Many anniversaries are celebrated with anticipation and joy, but there are some that we would just as soon forget.

Ten years ago, on June 7, 1998, James Byrd Jr. was brutally murdered simply because he was African-American. Byrd, a resident of Jasper, accepted a ride home from three men, one of whom he knew. Instead of taking him home, these men chained Byrd to the back of their pickup and dragged him more than three miles, killing him.

At the time, this barbaric incident shocked the world. Ten years later, it is shocking that, according to FBI Hate Crime statistics, hate crimes are occurring in even higher numbers all around the country. The 2006 data — the most recent available — show hate crimes at the highest level since 2001.

This past Tuesday, three men approached a Hispanic man in Charlotte, N.C., while he was checking his mailbox in broad daylight and punched him more than 40 times because of his ethnicity, investigators said.

On May 15, just hours after the California Supreme Court ruled in favor of same-gender marriage, police arrested three men in Sacramento for beating up the first gay man they could find.

In New Jersey, on May 5, a Sikh teenager had his turban set on fire by a classmate. Incredibly, the school initially dismissed the act as a childish “prank.”

Unfortunately, I could go on and on.

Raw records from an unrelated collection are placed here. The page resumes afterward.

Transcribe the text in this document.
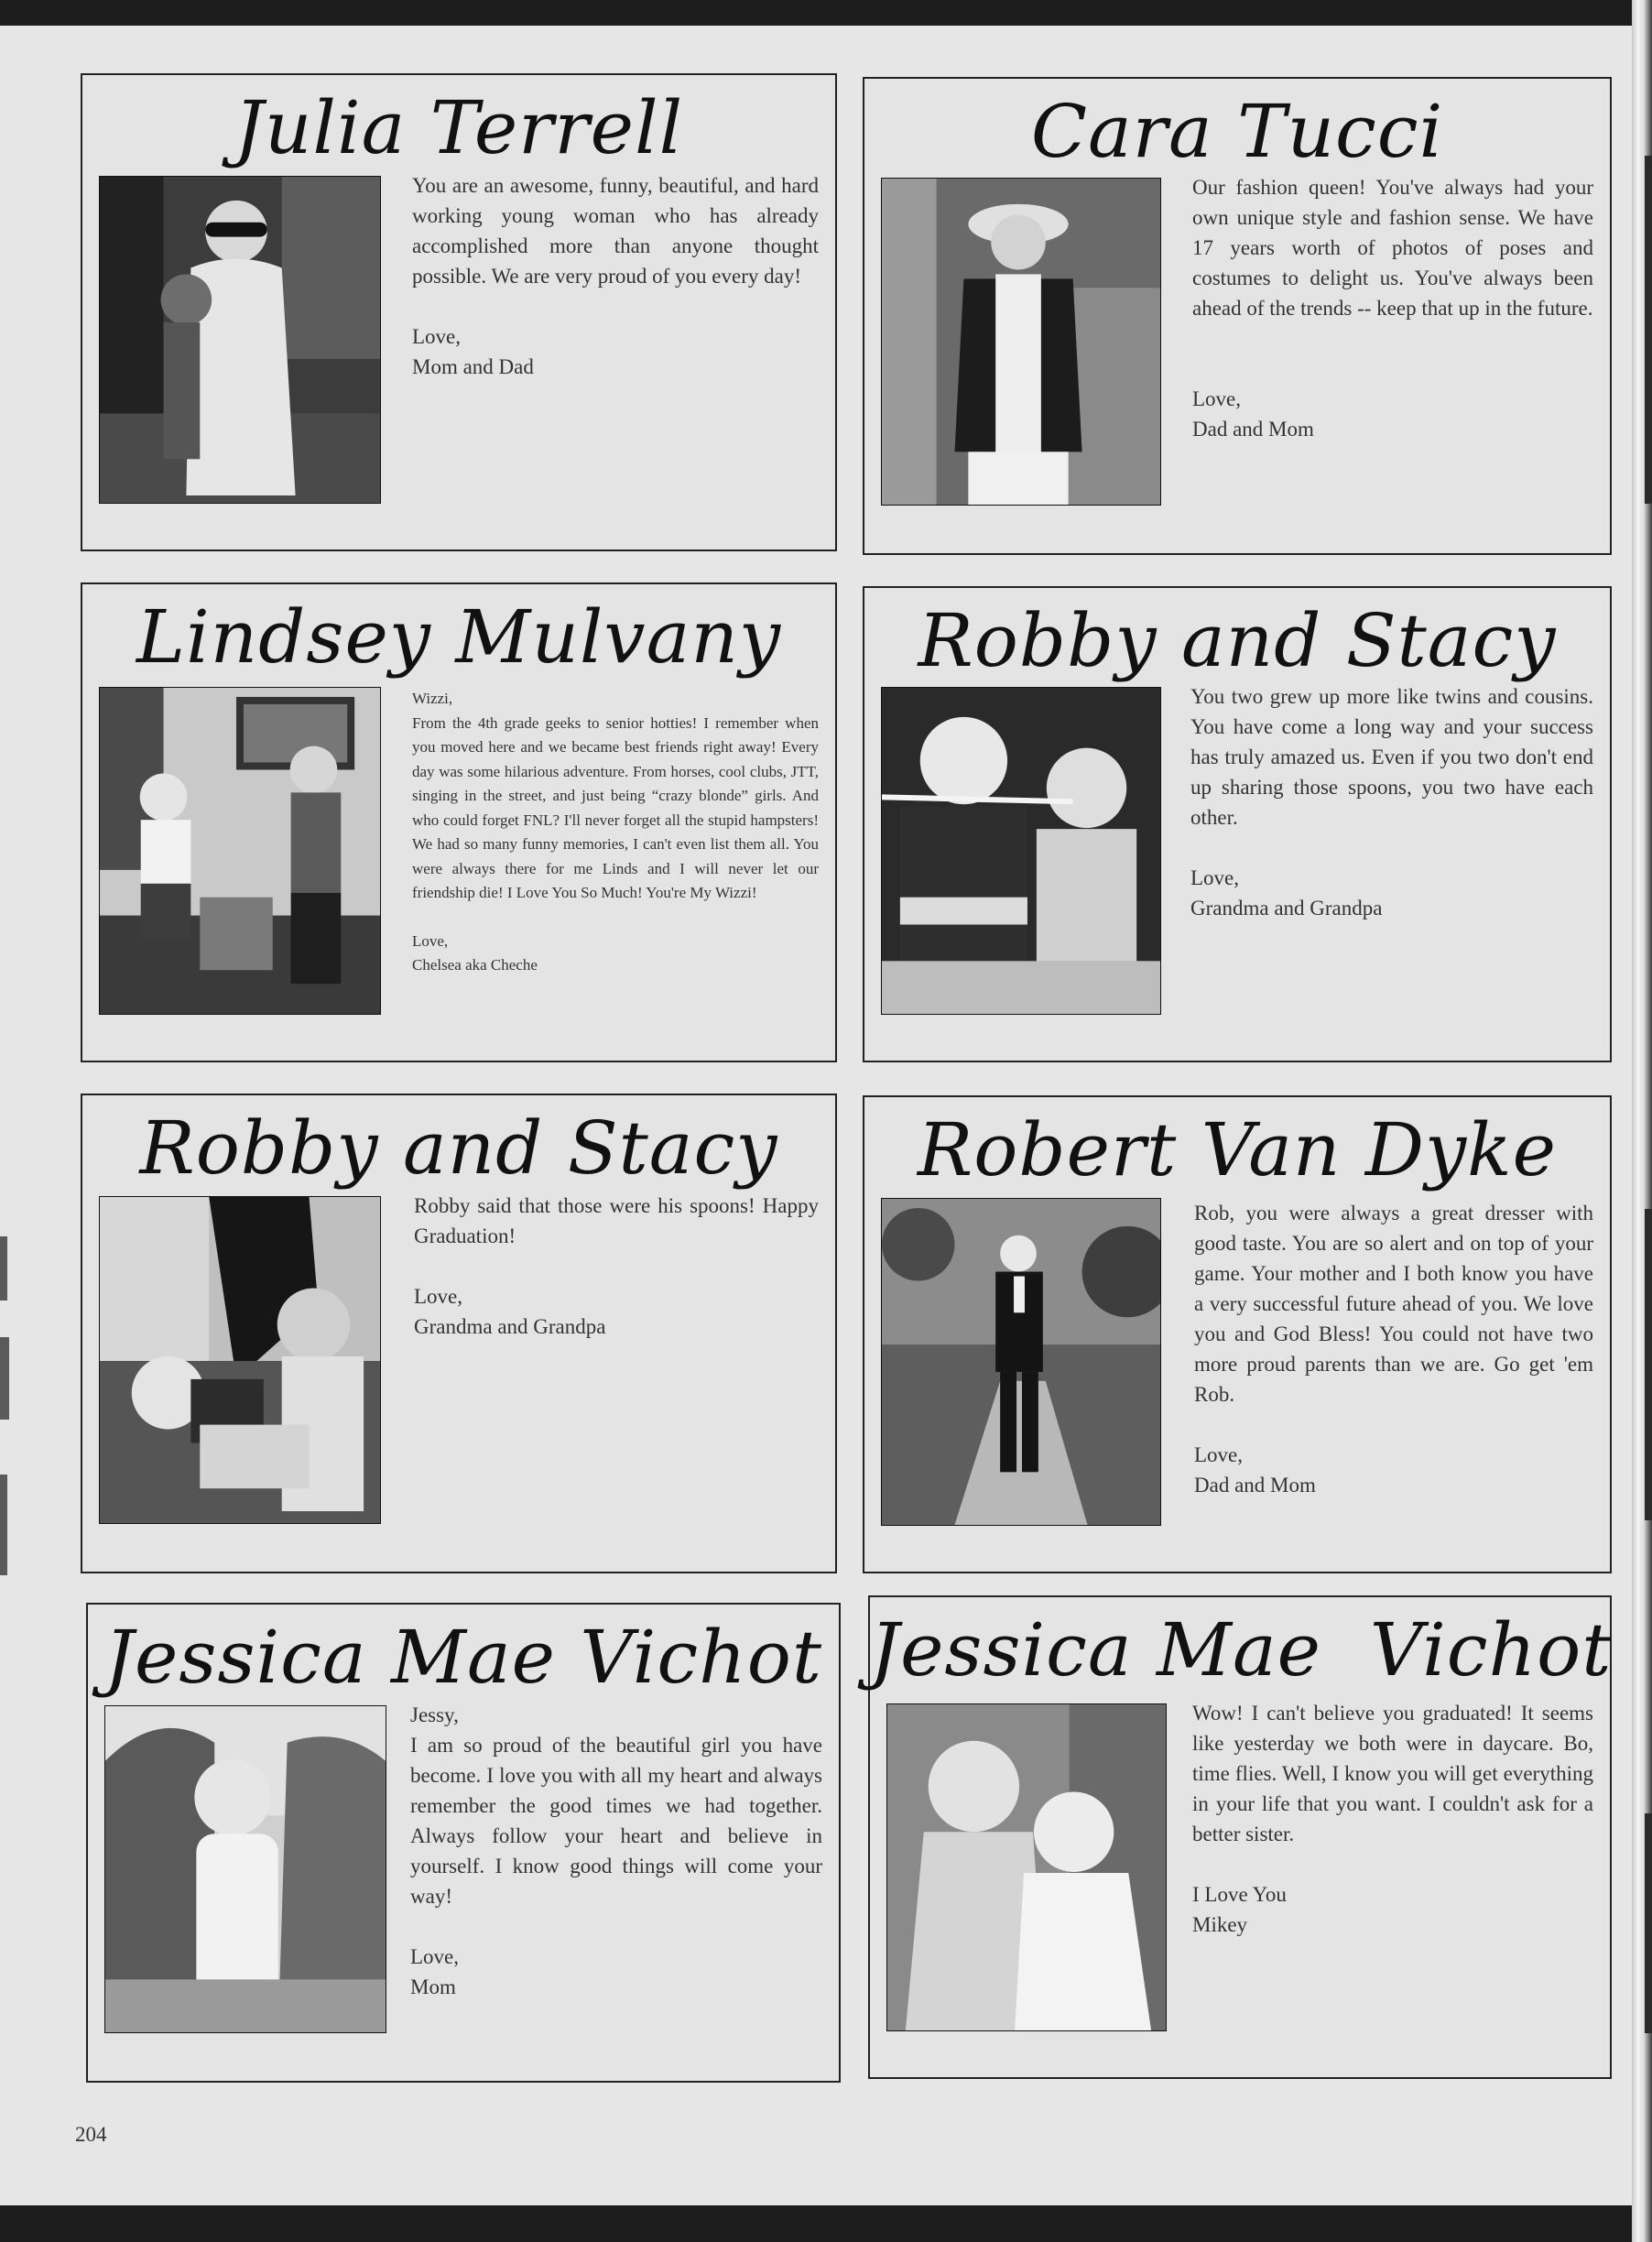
Julia Terrell

You are an awesome, funny, beautiful, and hard working young woman who has already accomplished more than anyone thought possible. We are very proud of you every day!

Love,

Mom and Dad

Cara Tucci

Our fashion queen! You've always had your own unique style and fashion sense. We have 17 years worth of photos of poses and costumes to delight us. You've always been ahead of the trends -- keep that up in the future.

Love,

Dad and Mom

Lindsey Mulvany

Wizzi,

From the 4th grade geeks to senior hotties! I remember when you moved here and we became best friends right away! Every day was some hilarious adventure. From horses, cool clubs, JTT, singing in the street, and just being “crazy blonde” girls. And who could forget FNL? I'll never forget all the stupid hampsters! We had so many funny memories, I can't even list them all. You were always there for me Linds and I will never let our friendship die! I Love You So Much! You're My Wizzi!

Love,

Chelsea aka Cheche

Robby and Stacy

You two grew up more like twins and cousins. You have come a long way and your success has truly amazed us. Even if you two don't end up sharing those spoons, you two have each other.

Love,

Grandma and Grandpa

Robby and Stacy

Robby said that those were his spoons! Happy Graduation!

Love,

Grandma and Grandpa

Robert Van Dyke

Rob, you were always a great dresser with good taste. You are so alert and on top of your game. Your mother and I both know you have a very successful future ahead of you. We love you and God Bless! You could not have two more proud parents than we are. Go get 'em Rob.

Love,

Dad and Mom

Jessica Mae Vichot

Jessy,

I am so proud of the beautiful girl you have become. I love you with all my heart and always remember the good times we had together. Always follow your heart and believe in yourself. I know good things will come your way!

Love,

Mom

Jessica Mae  Vichot

Wow! I can't believe you graduated! It seems like yesterday we both were in daycare. Bo, time flies. Well, I know you will get everything in your life that you want. I couldn't ask for a better sister.

I Love You

Mikey

204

How many more hate crimes must be perpetrated before our government takes action on this heinous and growing problem?

Congressional legislation is pending that would help stem the tide of hate-motivated violence. The Local Law Enforcement Hate Crimes Prevention Act provides federal assistance to local law enforcement agencies to investigate and prosecute hate crimes. That is why the International Association of Chiefs of Police and the National Sheriffs’ Association support this effort.

The hate crimes bill has received strong votes of bipartisan support in the House and the Senate. Unfortunately, Congress has not made an effort to send this bill to the White House because of President Bush’s threat of a veto.

Bush missed an opportunity to condemn hate-motivated violence when, as governor of Texas, he vetoed the James Byrd Jr. Hate Crimes Act. I hope and pray the president changes course.

Though legislation alone cannot remove hate from individuals’ hearts and minds, hate crimes legislation can help to create a society that considers hate-motivated violence intolerable. The fundamental promise of the American dream is a society in which all people are safe as well as free.

This is far more than a law-and-order issue; it is also a moral and religious issue. Nearly three dozen diverse religious organizations, including the Interfaith Alliance, strongly support this hate crimes bill. The sacred scriptures of many different religious traditions speak with dramatic unanimity on the subject of intolerance.

Every person in the United States should enjoy the strongest possible guarantee of freedom from attacks motivated by bigotry. If we aspire to be true to the prophetic core of our religions, we cannot condemn hate and then sit idly by while acts of hatred destroy our communities.

The British statesman Edmund Burke once said, “All that is necessary for the triumph of evil is for good (people) to do nothing.” Hate crimes legislation must be passed and signed into law so that innocent people such as James Byrd Jr. did not have to die in vain.

The Rev. Dr. C. Welton Gaddy is President of the Interfaith Alliance in Washington, D.C. He is also pastor of Northminster (Baptist) Church in Monroe, La., and a former pastor of Broadway Baptist Church in Fort Worth.